Growing Asparagus and Rhubarb are one of the easiest and most rewarding things you can grow. They will live for years serving you up fresh wholesome goodness every spring with very little care. When compared to orchards and some other wonderful, yet very labor intensive crops, these two are a breeze! Here a few simple and easy care instructions that will pay off hundred fold for you in the years to come.
*If you are starting a new patch please come see me at market where I offer 2 year old crowns and I will be happy to give you these instructions first hand.
*If you have the option you should make all attempts at purchasing all male asparagus crowns- such as Jersey Giant or Jersey Knight. These are all male cultivers and will offer you many more stalks of that great green stuff!

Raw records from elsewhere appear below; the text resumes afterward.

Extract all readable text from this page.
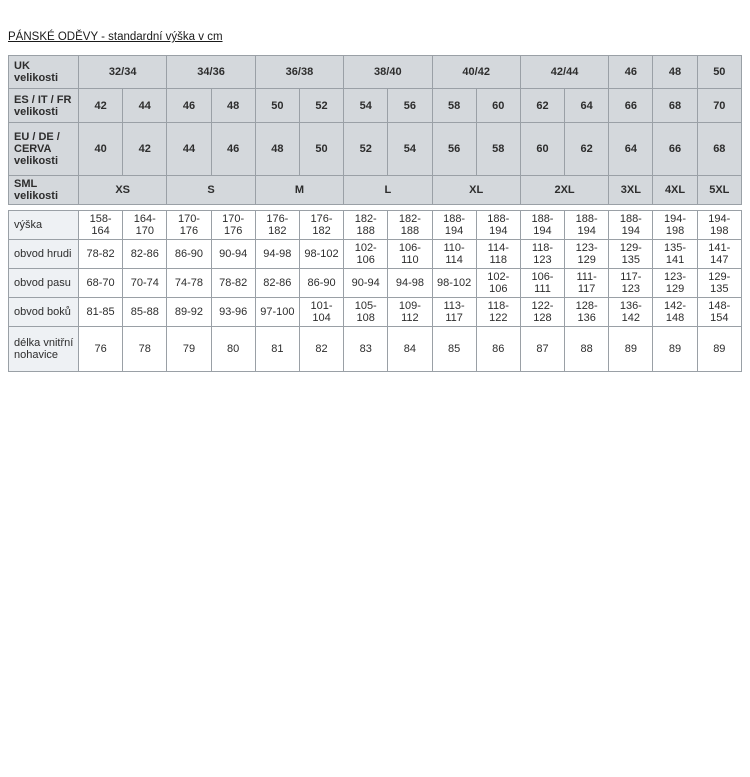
PÁNSKÉ ODĚVY - standardní výška v cm
UK velikosti	32/34		34/36		36/38		38/40		40/42		42/44		46	48	50
ES / IT / FR velikosti	42	44	46	48	50	52	54	56	58	60	62	64	66	68	70
EU / DE / CERVA velikosti	40	42	44	46	48	50	52	54	56	58	60	62	64	66	68
SML velikosti	XS		S		M		L		XL		2XL		3XL	4XL	5XL
výška	158-164	164-170	170-176	170-176	176-182	176-182	182-188	182-188	188-194	188-194	188-194	188-194	188-194	194-198	194-198
obvod hrudi	78-82	82-86	86-90	90-94	94-98	98-102	102-106	106-110	110-114	114-118	118-123	123-129	129-135	135-141	141-147
obvod pasu	68-70	70-74	74-78	78-82	82-86	86-90	90-94	94-98	98-102	102-106	106-111	111-117	117-123	123-129	129-135
obvod boků	81-85	85-88	89-92	93-96	97-100	101-104	105-108	109-112	113-117	118-122	122-128	128-136	136-142	142-148	148-154
délka vnitřní nohavice	76	78	79	80	81	82	83	84	85	86	87	88	89	89	89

*A good guild is to plant about 25 roots per person in your household. This will give you enough to feast on and even some to freeze later. You will need a square per root, the crowns multiply year after year and you will end up with a very nice patch that will serve you faithfully for 15 to 20 years.

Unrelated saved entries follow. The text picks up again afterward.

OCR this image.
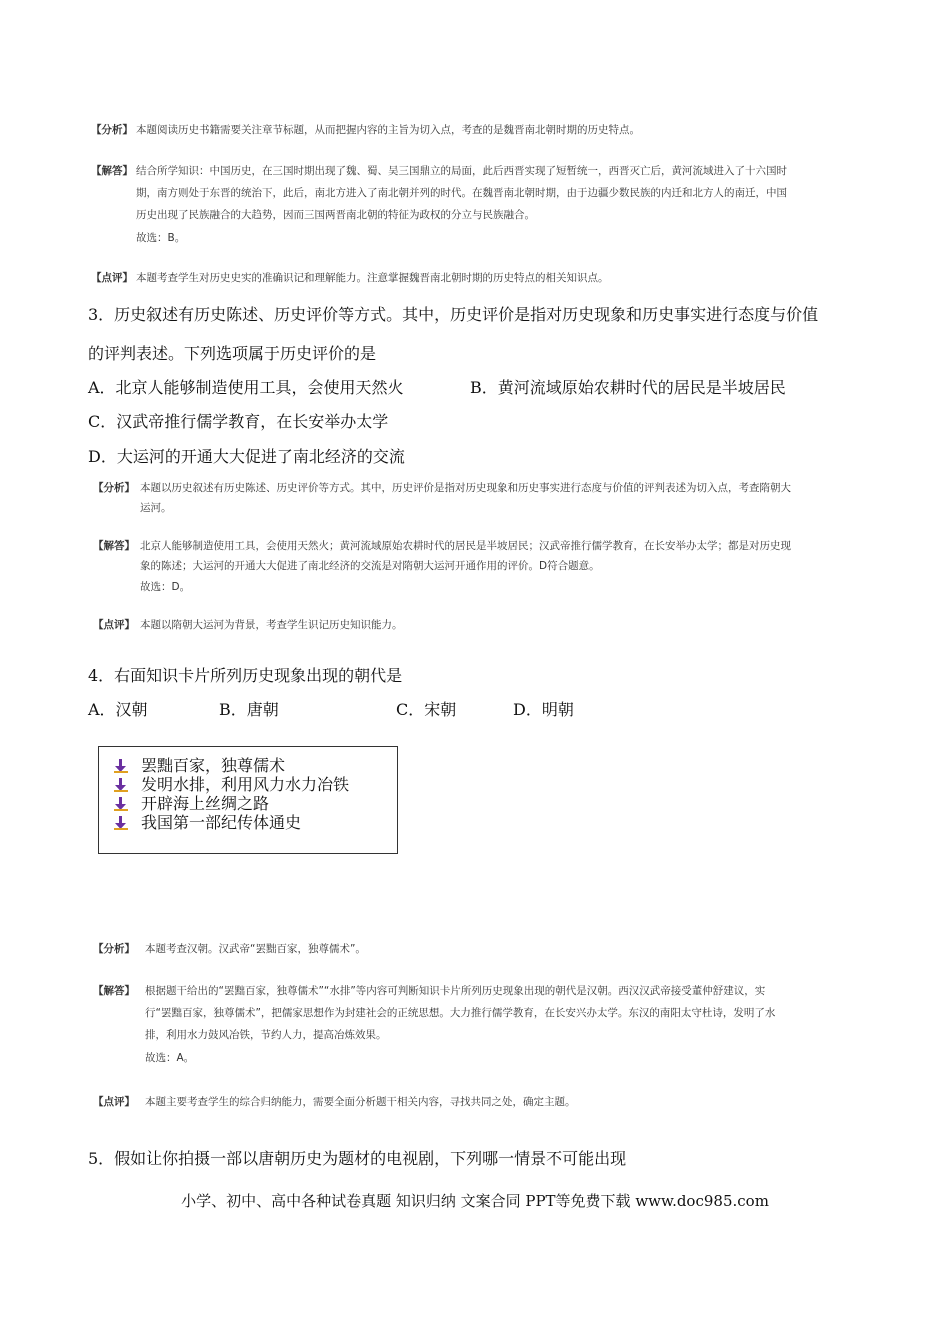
【分析】 本题阅读历史书籍需要关注章节标题，从而把握内容的主旨为切入点，考查的是魏晋南北朝时期的历史特点。
【解答】 结合所学知识：中国历史，在三国时期出现了魏、蜀、吴三国鼎立的局面，此后西晋实现了短暂统一，西晋灭亡后，黄河流域进入了十六国时
期，南方则处于东晋的统治下，此后，南北方进入了南北朝并列的时代。在魏晋南北朝时期，由于边疆少数民族的内迁和北方人的南迁，中国
历史出现了民族融合的大趋势，因而三国两晋南北朝的特征为政权的分立与民族融合。
故选：B。
【点评】 本题考查学生对历史史实的准确识记和理解能力。注意掌握魏晋南北朝时期的历史特点的相关知识点。
3．历史叙述有历史陈述、历史评价等方式。其中，历史评价是指对历史现象和历史事实进行态度与价值
的评判表述。下列选项属于历史评价的是
A．北京人能够制造使用工具，会使用天然火	B．黄河流域原始农耕时代的居民是半坡居民
C．汉武帝推行儒学教育，在长安举办太学
D．大运河的开通大大促进了南北经济的交流
【分析】 本题以历史叙述有历史陈述、历史评价等方式。其中，历史评价是指对历史现象和历史事实进行态度与价值的评判表述为切入点，考查隋朝大
运河。
【解答】 北京人能够制造使用工具，会使用天然火；黄河流域原始农耕时代的居民是半坡居民；汉武帝推行儒学教育，在长安举办太学；都是对历史现
象的陈述；大运河的开通大大促进了南北经济的交流是对隋朝大运河开通作用的评价。D符合题意。
故选：D。
【点评】 本题以隋朝大运河为背景，考查学生识记历史知识能力。
4．右面知识卡片所列历史现象出现的朝代是
A．汉朝	B．唐朝	C．宋朝	D．明朝
罢黜百家，独尊儒术
发明水排，利用风力水力冶铁
开辟海上丝绸之路
我国第一部纪传体通史
【分析】 本题考查汉朝。汉武帝“罢黜百家，独尊儒术”。
【解答】 根据题干给出的“罢黜百家，独尊儒术”“水排”等内容可判断知识卡片所列历史现象出现的朝代是汉朝。西汉汉武帝接受董仲舒建议，实
行“罢黜百家，独尊儒术”，把儒家思想作为封建社会的正统思想。大力推行儒学教育，在长安兴办太学。东汉的南阳太守杜诗，发明了水
排，利用水力鼓风冶铁，节约人力，提高冶炼效果。
故选：A。
【点评】 本题主要考查学生的综合归纳能力，需要全面分析题干相关内容，寻找共同之处，确定主题。
5．假如让你拍摄一部以唐朝历史为题材的电视剧，下列哪一情景不可能出现
小学、初中、高中各种试卷真题 知识归纳 文案合同 PPT等免费下载 www.doc985.com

*You should start with at least two year old crowns and then you can harvest on the third year.
*Use earth or sea salt each spring and sprinkle as you would your food around the plot. This kills weeds by taking moisture and the asparagus thrives on the sodium.
*Mulch in the spring and again in the fall- mulching your plants is crucial! Mulch with compost, straw or grass clippings in the spring; it should be any where from 4 to 6 inches in depth. It will prevent weeds from taking over the area and it helps retain moisture through the season. Each Fall add a good cover of about 4 inches of well rotted manure and then cover with a mulch to be about 6 inches in depth.
The crowns will gladly grow up through and provide you with a bountiful crop spring after spring. DO NOT use sawdust or bark, asparagus likes a near neutral soil level.
*Is well suited to cool climates and loves to be fed! Each fall mulch around the base of plants with about 4-6 inches of composted manure. Rhubarb is a heavy feeder and needs this to produce heavily.
*In the spring & fall mulch around the plants with about 6 inches of straw or grass clippings. This helps hold back the weeds and maintains moisture.
*Never cut your stalks with a knife, rather grab hold of the stalk close to the ground and carefully pull the stem out. Cutting will make the plant stem ‘bleed’ and this will make rot a more likely problem.
*For a heavier and longer harvest, cut the flower stalks as soon as you notice them forming. Allowing the plant to go to bloom, will tell the plant the harvest is over and make fewer stalks.
*Never harvest more than two thirds of the stalks.
*You can start harvesting stalks when stalks are about 1 to 11/2 feet tall. Trim off the leaves which are not an edible part of the plant. The leaves contain high levels of ‘Oxalic Acid’ and is toxic to animals and humans.
Yummy Spring Asparagus
This dish goes a long way accompaning your favorite grilled chicken or fish dish! Let your taste buds savor the fresh spring taste, the earthy goodness that flows out of this spring treat that never seems to last long enough.
1 pound bunch of asparagus from The Garden Gate Farm, trimmed
1 Tbsp. butter
1 Tbsp. olive oil
2 tsp. fresh Thyme from Garden Gate
1/2 tsp. earth or sea salt
In a large iron skillet on medium heat put butter, oil, salt and thyme in, saute for 1 minute; add aspargus and saute until crisp-tender- about 10-12 minutes depending on how you like it.
Serve with your meat dish and enjoy this spring time treat while it lasts.